I have some modest suggestions (you knew I would, right?).
  1. Talk to students about stereotypes of scientists - the images we see in the media, what their own thoughts are.
  2. Get them interacting with real scientists: take them on behind-the-scenes visits to scientific laboratories, or get them involved in the superb I'm A Scientist event. Show scientists in a good light, and for the love of Flying Spaghetti Monster STOP CALLING THEM BOFFINS!
  3. Take every opportunity to help them find out about scientists from their background and culture. Yesterday was the birthday of George Washington Carver (despite the Wikipedia suggestion to the contrary). My students have learnt about Neil deGrasse Tyson, Muhammad ibn Mūsā al-Khwārizmī, Rosalind Franklin, Henrietta Lacks, Stephen Hawking, and other scientists or people involved in science, who are not from privileged white male backgrounds (I'm always looking for more inspirational stories of minority scientists, so please drop me a line if you have more to add).
  4. Let students touch science. When covering plant tropisms, all my A2 students (over 18 years old) declared that plants were the Most Boring Things Ever.

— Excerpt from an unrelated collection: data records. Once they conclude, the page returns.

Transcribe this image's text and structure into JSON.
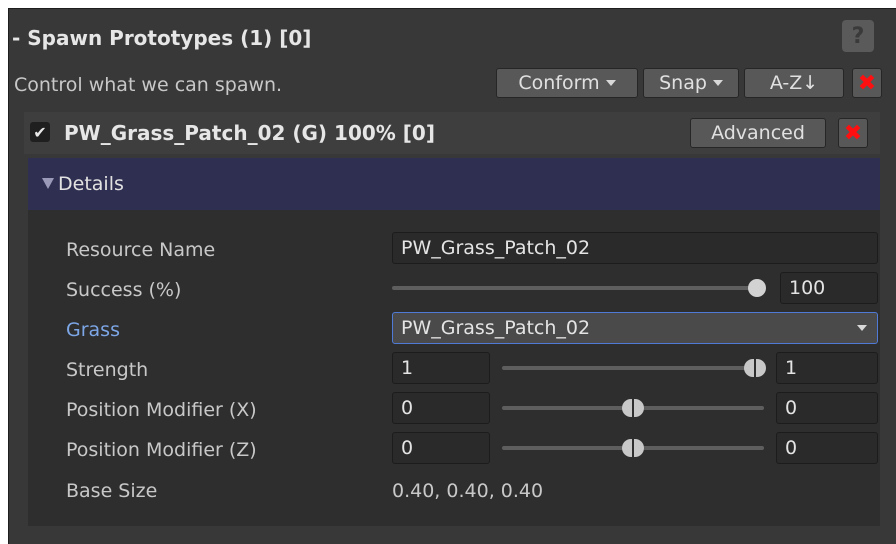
{
  "header": {
    "title": "- Spawn Prototypes (1) [0]",
    "help_label": "?",
    "description": "Control what we can spawn."
  },
  "toolbar": {
    "conform_label": "Conform",
    "snap_label": "Snap",
    "sort_label": "A-Z↓",
    "remove_label": "✖"
  },
  "prototype": {
    "checked": "✔",
    "title": "PW_Grass_Patch_02 (G) 100% [0]",
    "advanced_label": "Advanced",
    "remove_label": "✖"
  },
  "details": {
    "label": "Details",
    "resource_name": {
      "label": "Resource Name",
      "value": "PW_Grass_Patch_02"
    },
    "success": {
      "label": "Success (%)",
      "value": "100",
      "fraction": 1.0
    },
    "grass": {
      "label": "Grass",
      "value": "PW_Grass_Patch_02"
    },
    "strength": {
      "label": "Strength",
      "min": "1",
      "max": "1"
    },
    "pos_x": {
      "label": "Position Modifier (X)",
      "min": "0",
      "max": "0"
    },
    "pos_z": {
      "label": "Position Modifier (Z)",
      "min": "0",
      "max": "0"
    },
    "base_size": {
      "label": "Base Size",
      "value": "0.40, 0.40, 0.40"
    }
  },
  "colors": {
    "panel_bg": "#383838",
    "details_header": "#2f2f52",
    "remove_red": "#ff1010",
    "link_blue": "#7ca6e6"
  }
}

Which is when I presented them with a Mimosa pudica and changed their minds. They've cut up sheep's hearts, climbed trees, stroked newts and articulated skeletons.
  5. Remember that there are all sorts of science-based careers. My students aspire to study medicine, dentistry, radiography, physiotherapy, sports science, psychology, biochemistry, forensic science, biomedical studies, engineering, chemistry, ecology, palaeobiology and genetics. I doubt many of them were inspired by space or dinosaurs (well, except the palaeobiology student, obviously).
In the end, what David Willetts said about dinosaurs and space is at best, simplistic and naïve, and at worst, downright patronising to the students. Can't we encourage a curiosity in the natural world, the rewarding of intellectual endeavour and the restoration of science to its rightful place as a desirable profession?

Sunday 4 July 2010

Do You Think She Saurus?

There's a fantastically bad joke, most famously featured in "Jurassic Park", and it goes like this:
Q: What do you call a one-eyed dinosaur?
A: Do-you-think-he-saurus!
Nearest and dearest will know that, at the start of May, we lost our other little leopard gecko, Hastur The Unspeakable. We discovered that both she and Mokele had in all likelihood had cryptosporidiosis, which is pretty much a terminal condition. Their deaths opened up a big hole in our lives, and we knew we had to get another gecko soon. Via the Reptile Forums UK rehoming page, we found a little girl.

She was perfectly healthy except that she was missing one eye. As the rescuers didn't know if this was congenital or not, they were only prepared to rehome her to owners who wanted a pet rather than a breeder. Which is where we came in.

This is Dooya, short for Dooya Thinkshesaurus. We think she's about two years old, and she's fighting fit (although she does have a pretty decent pinworm infection right now). In contrast to her predecessors, she is packing in the food. She's putting on about 2g a week, and has plenty of junk in the trunk.

She has worked out what feeding time looks like, and watches Paul as he delves in the giant sack-o-locusts we ordered from Pets Or Meat, tracking the tongs. She licks her lips very frequently, helping to pass chemicals to her Jacobson's organ. She yawns, which is both adorable and annoying, as it's perfectly possible for us to catch the yawn from her, but she's immune to catching it back from us. And today she got a little attack of hiccups - no mean feat for an animal that I didn't think had a diaphragm!

Term ended on Friday, so blogging may resume more frequently. I have a few things to talk about, so it might be sooner rather than later. But now it's time for more gecko love.